At that time the intelligence agency was working on a "truth drug" program. Experiments with scopolamine and morphine failed miserably and proved extremely dangerous. The program tested scores of drugs, including mescaline, barbituates, benzedrine, cannabis indica and others.
Tetrahydrocannabinol acetate, a colorless, odorless marijuana extract, was secretly introduced into a cigarette or food. Initially, the experiments were done on volunteer U.S. Army and OSS personnel, disguised as a treatment for shell shock. These volunteers became known as "Donovan's Dreamers." The experiments were so clandestine only a few top officials knew of their existence.
The experiments were ordered to be discontinued when a memo was written: "The drug defies all but the most expert and search analysis, and for all practical purposes can be considered beyond analysis." Despite the order the OSS continued conducting experiments.
Perhaps the most well known experiment was done by Captain George Hunter White, an OSS agent and ex-law enforcement official. Del Grazio, a notorious New York gangster, aka Augie Dallas, or Little Augie was given cigarettes laced with the acetate without his knowledge or consent. Augie, who had served time in prison for assault and murder, had been one of the world's most infamous drug dealers and smugglers. Under the influence of the drug, Augie disclosed information about underworld operations, including names of high ranking officials bribed by the “Mob.” Donovan issued a new memo stating: "Cigarette experiments indicated that we had a mechanism which offered promise in relaxing prisoners to be interrogated."

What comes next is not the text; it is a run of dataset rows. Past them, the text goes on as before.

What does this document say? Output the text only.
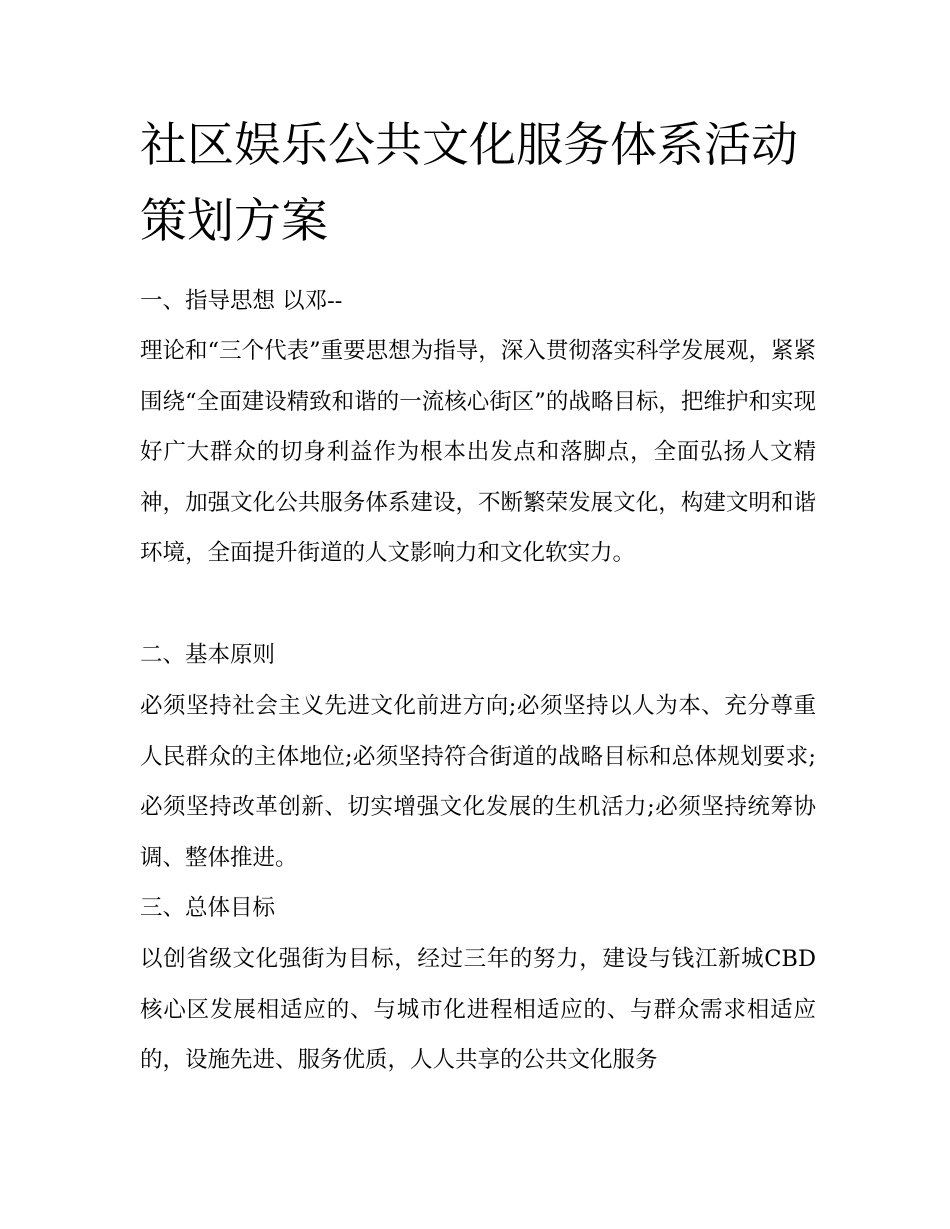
社区娱乐公共文化服务体系活动策划方案
一、指导思想 以邓--

理论和“三个代表”重要思想为指导，深入贯彻落实科学发展观，紧紧围绕“全面建设精致和谐的一流核心街区”的战略目标，把维护和实现好广大群众的切身利益作为根本出发点和落脚点，全面弘扬人文精神，加强文化公共服务体系建设，不断繁荣发展文化，构建文明和谐环境，全面提升街道的人文影响力和文化软实力。

二、基本原则

必须坚持社会主义先进文化前进方向;必须坚持以人为本、充分尊重人民群众的主体地位;必须坚持符合街道的战略目标和总体规划要求;必须坚持改革创新、切实增强文化发展的生机活力;必须坚持统筹协调、整体推进。

三、总体目标

以创省级文化强街为目标，经过三年的努力，建设与钱江新城CBD核心区发展相适应的、与城市化进程相适应的、与群众需求相适应的，设施先进、服务优质，人人共享的公共文化服务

When the OSS was disbanded after the war, Captain White continued experimenting with behavior modifying drugs. In 1947, the CIA replaced the OSS and White's service record indicates he worked with the OSS and eventually became a high ranking Federal Narcotics Bureau officer who had been “on loan” to the CIA.

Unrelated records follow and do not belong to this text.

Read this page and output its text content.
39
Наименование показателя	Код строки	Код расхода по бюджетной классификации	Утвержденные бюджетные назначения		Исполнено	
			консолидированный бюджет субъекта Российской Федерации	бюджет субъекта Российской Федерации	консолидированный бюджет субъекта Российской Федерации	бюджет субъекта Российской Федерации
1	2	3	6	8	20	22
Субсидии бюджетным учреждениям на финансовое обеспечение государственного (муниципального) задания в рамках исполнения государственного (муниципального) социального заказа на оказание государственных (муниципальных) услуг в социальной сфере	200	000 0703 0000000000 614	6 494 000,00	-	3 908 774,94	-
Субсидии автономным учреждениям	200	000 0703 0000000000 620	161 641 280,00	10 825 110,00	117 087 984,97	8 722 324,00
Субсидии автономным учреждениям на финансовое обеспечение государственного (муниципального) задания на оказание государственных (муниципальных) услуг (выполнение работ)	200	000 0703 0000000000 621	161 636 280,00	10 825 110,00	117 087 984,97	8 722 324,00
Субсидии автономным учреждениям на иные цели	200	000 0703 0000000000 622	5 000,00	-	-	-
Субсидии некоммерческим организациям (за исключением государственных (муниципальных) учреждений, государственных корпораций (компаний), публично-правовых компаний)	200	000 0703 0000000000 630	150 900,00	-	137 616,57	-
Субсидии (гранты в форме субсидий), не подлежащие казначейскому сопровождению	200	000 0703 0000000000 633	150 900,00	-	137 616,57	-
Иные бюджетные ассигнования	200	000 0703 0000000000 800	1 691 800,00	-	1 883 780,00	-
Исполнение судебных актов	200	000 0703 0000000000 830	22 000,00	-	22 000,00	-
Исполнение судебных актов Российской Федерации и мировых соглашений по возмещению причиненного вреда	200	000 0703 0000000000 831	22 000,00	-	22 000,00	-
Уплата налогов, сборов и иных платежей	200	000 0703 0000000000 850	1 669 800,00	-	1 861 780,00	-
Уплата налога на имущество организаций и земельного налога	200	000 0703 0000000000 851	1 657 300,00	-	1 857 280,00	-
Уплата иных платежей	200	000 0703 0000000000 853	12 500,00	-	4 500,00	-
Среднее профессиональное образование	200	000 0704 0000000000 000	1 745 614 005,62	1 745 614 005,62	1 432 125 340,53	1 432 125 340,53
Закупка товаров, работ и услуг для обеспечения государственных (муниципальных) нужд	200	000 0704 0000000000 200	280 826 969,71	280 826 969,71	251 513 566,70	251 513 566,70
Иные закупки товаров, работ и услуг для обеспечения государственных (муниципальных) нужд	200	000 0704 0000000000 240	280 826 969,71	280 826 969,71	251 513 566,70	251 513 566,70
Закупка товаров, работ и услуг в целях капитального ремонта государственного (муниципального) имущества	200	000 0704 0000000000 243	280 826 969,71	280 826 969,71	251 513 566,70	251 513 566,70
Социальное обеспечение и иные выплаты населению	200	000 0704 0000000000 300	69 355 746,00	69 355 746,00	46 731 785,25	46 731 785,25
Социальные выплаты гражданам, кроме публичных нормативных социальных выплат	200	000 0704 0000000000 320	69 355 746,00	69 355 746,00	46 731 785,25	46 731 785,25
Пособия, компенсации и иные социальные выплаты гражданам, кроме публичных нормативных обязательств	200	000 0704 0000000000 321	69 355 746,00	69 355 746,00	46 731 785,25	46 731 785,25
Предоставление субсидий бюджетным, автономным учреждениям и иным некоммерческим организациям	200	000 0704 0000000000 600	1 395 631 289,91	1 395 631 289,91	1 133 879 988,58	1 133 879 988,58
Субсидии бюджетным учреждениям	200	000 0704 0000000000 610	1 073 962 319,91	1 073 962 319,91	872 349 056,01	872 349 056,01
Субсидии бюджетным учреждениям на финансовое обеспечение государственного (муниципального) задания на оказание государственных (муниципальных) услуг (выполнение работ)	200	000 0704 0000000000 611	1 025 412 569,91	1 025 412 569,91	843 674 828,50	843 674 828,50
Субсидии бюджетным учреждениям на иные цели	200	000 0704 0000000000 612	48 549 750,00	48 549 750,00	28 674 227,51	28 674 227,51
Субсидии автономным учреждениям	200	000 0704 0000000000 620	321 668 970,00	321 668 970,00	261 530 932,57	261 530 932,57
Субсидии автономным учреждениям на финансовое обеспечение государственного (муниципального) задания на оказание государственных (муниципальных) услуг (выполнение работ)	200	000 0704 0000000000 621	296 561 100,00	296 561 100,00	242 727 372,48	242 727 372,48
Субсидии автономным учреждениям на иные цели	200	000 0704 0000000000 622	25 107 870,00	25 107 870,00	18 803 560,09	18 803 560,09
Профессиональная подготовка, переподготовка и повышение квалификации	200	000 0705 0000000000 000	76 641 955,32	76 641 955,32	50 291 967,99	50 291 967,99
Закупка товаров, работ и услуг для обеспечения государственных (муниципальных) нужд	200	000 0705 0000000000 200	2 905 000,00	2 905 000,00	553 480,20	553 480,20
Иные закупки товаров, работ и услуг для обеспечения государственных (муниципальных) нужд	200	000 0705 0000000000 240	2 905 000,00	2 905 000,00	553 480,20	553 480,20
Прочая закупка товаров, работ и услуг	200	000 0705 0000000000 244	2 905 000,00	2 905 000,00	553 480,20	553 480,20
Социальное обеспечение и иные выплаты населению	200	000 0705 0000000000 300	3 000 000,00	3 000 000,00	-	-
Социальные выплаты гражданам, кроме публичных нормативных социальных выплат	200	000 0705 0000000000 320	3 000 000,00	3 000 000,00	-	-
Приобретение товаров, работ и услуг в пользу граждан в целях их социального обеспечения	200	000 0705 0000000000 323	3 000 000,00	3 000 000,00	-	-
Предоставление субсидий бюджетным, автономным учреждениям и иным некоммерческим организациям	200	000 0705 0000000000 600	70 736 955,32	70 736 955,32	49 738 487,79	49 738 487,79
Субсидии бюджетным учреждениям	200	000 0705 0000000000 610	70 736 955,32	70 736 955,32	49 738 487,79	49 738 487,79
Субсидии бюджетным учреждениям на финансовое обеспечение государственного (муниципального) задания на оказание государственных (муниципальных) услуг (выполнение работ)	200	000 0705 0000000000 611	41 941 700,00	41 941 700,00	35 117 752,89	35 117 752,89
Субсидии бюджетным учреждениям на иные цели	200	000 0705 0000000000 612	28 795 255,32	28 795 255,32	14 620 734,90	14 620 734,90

While continuing his efforts, White rented an apartment in Greenwich Village equipped with one-way mirrors and surveillance equipment. He donned a seaman’s disguise. White drugged unwitting acquaintances with LSD and brought them back to his apartment to conduct his abhorrent testing.
During 1955, operations moved to San Francisco. "Safehouses" were established using the code name “Operation Midnight Climax.” Prostitute drug addicts were hired to lure men from local bars after their drinks had been spiked with LSD. White filmed the events. The purpose was to enable the CIA to see if the act of lovemaking could be an efficient method of extracting information from men.
The experiments continued until 1963 when CIA Inspector General John Earman confronted Richard Helms, the director of the CIA and founder of the M.K.-Ultra project. Earman charged the new director, John McCone, had not been properly educated on the M.K.-Ultra Project when taking office. Earman also charged "the concepts involved in manipulating human behavior are found by many people within and outside the Agency to be distasteful and unethical." Continuing his tirade he said "the rights and interest of U.S. citizens are placed in jeopardy".
Captain White wrote a startling letter after leaving government service in 1966. In the letter to Dr. Gottlieb, Captain White wrote these horrifying words. "I was a very minor missionary, actually a heretic, but I toiled wholeheartedly in the vineyards because it was fun, fun, fun," White wrote. "Where else could a red-blooded American boy lie, kill, cheat, steal, rape and pillage with the sanction and blessing of the all-highest?"
Maybe we should ask our government officials if experiments in mind control like these are still being conducted. But then again, in view of our current state of affairs, its not inconceivable they might be unwitting participants themselves.